Daí ser muito importante a definição do Fundo de Desenvolvimento Regional, como o contido na Proposta de Reforma Tributária, que financie investimentos produtivos e estruturais que sejam funcionais com a alavancagem produtiva dessas economias regionais periféricas. Ao invés de definir locais, regiões ou unidades da federação, esse instrumento constitucional deveria apenas definir as fontes e os montantes dos recursos desse Fundo, além dos critérios da distribuição das aplicações.
O parâmetro dessa medida fiscal de distribuição de recursos deve ser colocado sempre do lado da despesa. Poderia ser fixado constitucionalmente com base nos municípios com Índices de Desenvolvimento Humano (IDH) menores do que o IDH médio nacional, na proporcionalidade de sua população. O objetivo é alçar esses indicadores para níveis no mínimo iguais à média brasileira, reduzindo distâncias regionais.
Assim, a partir de um indicador produzido por organização neutra em relação ao conflito federativo, no caso a Organização das Nações Unidas (ONU), cada unidade da federação brasileira, na proporção dos seus residentes em municípios com IDHs inferiores à média nacional, teria possibilidade de apresentar projetos ao Fundo de Desenvolvimento Regional. E buscaria obter, para investimentos produtivos, recursos proporcionais aos seus habitantes submetidos a condições inadequadas de desenvolvimento humano. Isto sim é coerente com o discurso de redução das disparidades regionais, onde quer que elas estejam.
Outra incoerência está na defesa da redução da carga tributária sobre os produtos da cesta básica, principalmente de alimentos. Nada mais regressiva e hipócrita. Uma coisa é defender um gradiente de alíquotas de ICMS segundo o critério de essencialidade do produto, distinguindo supérfluos como cigarros de essenciais como feijão e arroz. Outra é afirmar que a isenção de ICMS de feijão e arroz é importante para que os pobres possam ter alimento mais barato. Quanto maior a essencialidade do produto, a ela devem estar associadas alíquotas de tamanho menor em proporção, mas nunca tarifas igual a zero para os ditos produtos essenciais como os alimentos básicos.

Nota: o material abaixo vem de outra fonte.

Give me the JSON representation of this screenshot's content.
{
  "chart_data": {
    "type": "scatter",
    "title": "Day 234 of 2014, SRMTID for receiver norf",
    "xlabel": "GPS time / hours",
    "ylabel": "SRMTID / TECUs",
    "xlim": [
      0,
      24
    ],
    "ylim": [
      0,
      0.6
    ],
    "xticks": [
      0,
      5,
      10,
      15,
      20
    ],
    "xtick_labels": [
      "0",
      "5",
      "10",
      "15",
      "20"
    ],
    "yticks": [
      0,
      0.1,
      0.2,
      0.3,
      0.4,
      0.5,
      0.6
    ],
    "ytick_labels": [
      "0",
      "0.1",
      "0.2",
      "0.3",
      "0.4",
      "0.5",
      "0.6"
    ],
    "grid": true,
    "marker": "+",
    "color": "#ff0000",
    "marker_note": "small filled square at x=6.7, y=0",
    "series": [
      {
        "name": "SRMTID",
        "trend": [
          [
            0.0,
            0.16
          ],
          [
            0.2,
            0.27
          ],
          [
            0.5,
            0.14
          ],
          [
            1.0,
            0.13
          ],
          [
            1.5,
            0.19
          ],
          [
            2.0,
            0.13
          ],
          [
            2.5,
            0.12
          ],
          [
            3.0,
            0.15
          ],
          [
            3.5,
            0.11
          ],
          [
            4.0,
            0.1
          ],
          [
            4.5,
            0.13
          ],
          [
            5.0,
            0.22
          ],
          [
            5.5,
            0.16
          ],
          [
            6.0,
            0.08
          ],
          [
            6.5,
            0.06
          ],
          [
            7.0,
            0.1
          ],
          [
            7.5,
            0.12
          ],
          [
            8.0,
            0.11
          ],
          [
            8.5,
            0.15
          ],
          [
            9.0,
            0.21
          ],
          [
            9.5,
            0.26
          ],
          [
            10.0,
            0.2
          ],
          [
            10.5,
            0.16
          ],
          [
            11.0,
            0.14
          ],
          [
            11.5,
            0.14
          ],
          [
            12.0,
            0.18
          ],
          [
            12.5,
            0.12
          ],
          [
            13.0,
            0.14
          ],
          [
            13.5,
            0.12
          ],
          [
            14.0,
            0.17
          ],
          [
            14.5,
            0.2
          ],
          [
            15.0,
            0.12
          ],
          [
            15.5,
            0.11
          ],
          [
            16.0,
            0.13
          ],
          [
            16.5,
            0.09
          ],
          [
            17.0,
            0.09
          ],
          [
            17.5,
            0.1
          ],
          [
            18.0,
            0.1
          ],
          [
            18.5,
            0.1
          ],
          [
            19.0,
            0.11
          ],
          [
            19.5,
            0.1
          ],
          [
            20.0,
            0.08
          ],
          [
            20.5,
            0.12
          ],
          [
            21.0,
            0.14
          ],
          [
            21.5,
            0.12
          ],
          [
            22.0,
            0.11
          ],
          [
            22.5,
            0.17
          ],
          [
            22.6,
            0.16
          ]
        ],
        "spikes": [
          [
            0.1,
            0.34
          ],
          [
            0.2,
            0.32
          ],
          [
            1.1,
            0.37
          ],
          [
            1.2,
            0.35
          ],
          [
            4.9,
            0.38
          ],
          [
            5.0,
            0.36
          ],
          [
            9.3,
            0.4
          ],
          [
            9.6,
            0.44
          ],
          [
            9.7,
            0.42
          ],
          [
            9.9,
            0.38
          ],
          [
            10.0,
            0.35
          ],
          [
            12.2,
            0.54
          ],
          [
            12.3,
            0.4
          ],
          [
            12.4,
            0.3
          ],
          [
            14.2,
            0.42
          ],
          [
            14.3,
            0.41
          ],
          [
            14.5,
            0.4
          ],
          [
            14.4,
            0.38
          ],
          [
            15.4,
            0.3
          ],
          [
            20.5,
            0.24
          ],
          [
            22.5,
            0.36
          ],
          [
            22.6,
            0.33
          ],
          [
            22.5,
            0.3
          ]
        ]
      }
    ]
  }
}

Da mesma forma que a posição regionalista, é hipócrita a defesa da isenção de tributos sobre a cesta básica. Ora, tanto os mais ricos como os mais pobres consomem esses produtos, sendo os mais ricos em quantidades por pessoa muito superiores às dos mais pobres. Assim, mais do que beneficiar os mais pobres a isenção beneficia os mais ricos. E mais: há que se considerar os miseráveis que sequer possuem renda, e quase não comem, e por isso não seriam beneficiados com a isenção.
Da mesma forma que o Fundo de Desenvolvimento Regional, a reforma tributária, ao invés de isentar a cesta básica de ICMS e outros tributos, deveria prever a criação de um Fundo de Combate à Fome, em cada unidade da federação, no qual seria recolhida toda a arrecadação de ICMS obtida da tributação de produtos da cesta básica, para ser destinada à aplicação exclusiva em projetos e programas de alimentação e nutrição de populações carentes. No limite, essa arrecadação criaria mecanismos capazes de sustentar políticas compensatórias dirigidas, preferencialmente, àqueles que, sendo miseráveis, não têm renda suficiente para se beneficiarem da isenção fiscal.
Tem-se claro que, em algumas unidades da federação, essa arrecadação pode ser insuficiente, exigindo a ação complementar de programas federais para erradicar a fome. Porém, em unidades da federação desenvolvidas como São Paulo, onde a miséria e a fome, mais que urbanizadas, estão metropolitanizadas, esse instrumento seria importante. E o Sistema Tributário seria menos regressivo no tocante à tributação da cesta básica.